| Jul 7, 2016

Looking at volunteering? Think big!

Categories: High School, Inspiration, College, K-12, K12, Parenting Advice, College Application Tips, Holiday activities, Private School, Community Service, Class Participation, Academic Game Plan

Volunteering can be a huge part of a high schooler’s life -- indeed many school boards won’t graduate you if you haven’t put in your hours. But instead of simply signing up with a local charity and putting in your time, how about setting up your own charity and making a go of it yourself? You’ll still end up doing some good, and end up with a nice portfolio piece (not to mention valuable experience) as well.

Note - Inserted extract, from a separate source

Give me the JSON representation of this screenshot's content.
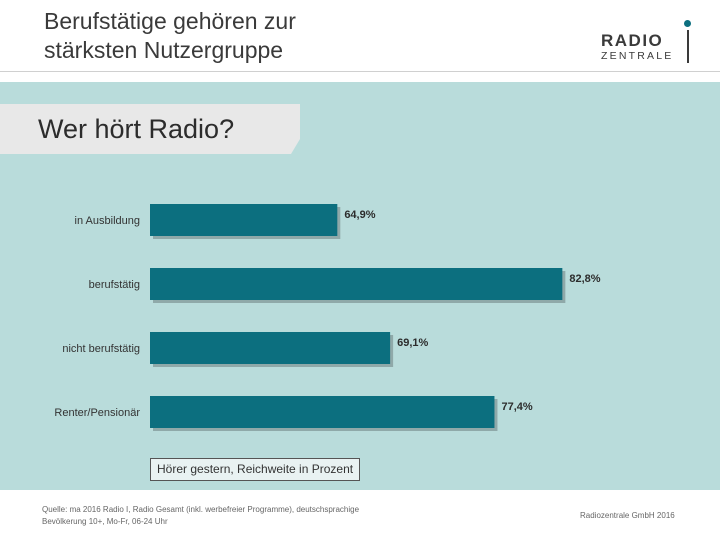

First, come up with your idea. Maybe there’s a child in your neighborhood who has medical expenses. Or maybe an old person who has fallen behind in her bills. Maybe a playground needs to be cleaned up or repaired. Maybe you could line up several projects over the course of a school year. Chances are you’ll find all kinds of need right in your community that you never knew about. Ask around. Maybe a small group would be willing to put you in charge of a specific project.

Second, make sure you’ll get credit for the activities you’re planning, assuming your school requires volunteer hours. Talk to the staff at your high school, or even the school board. Explain what you’re hoping to do, and include all of it: fundraising, publicity, goals, everything. Don’t do a single thing unless you’ve got the green light.

Third, if money is involved, make sure you document everything. Every nickel should go on a spreadsheet and be documented with bank balances and receipts. Chances are your project won’t be big enough to require tax information, but make sure you don’t break any tax laws.

Now it gets fun. Build a website, start a Facebook group, take photos, make videos. Come up with a name for your little nonprofit, maybe come up with a cool logo. Think about fundraisers if you need money, such as race sponsoring, local concerts, you name it. Document all of it online.

Yes, it sounds like a lot of work, and it’s not for everyone. But it’s a fantastic way to meet people, and you’ll get tons of real-world experience that will serve you well down the road as you apply for college. It will also help your job hunt.

The key is to do everything by the book. Watch any money that’s involved, follow any and all rules and regulations. The great thing is, pulling it off will be proof to the world that you have ideals and that you can handle responsibility. Go for it!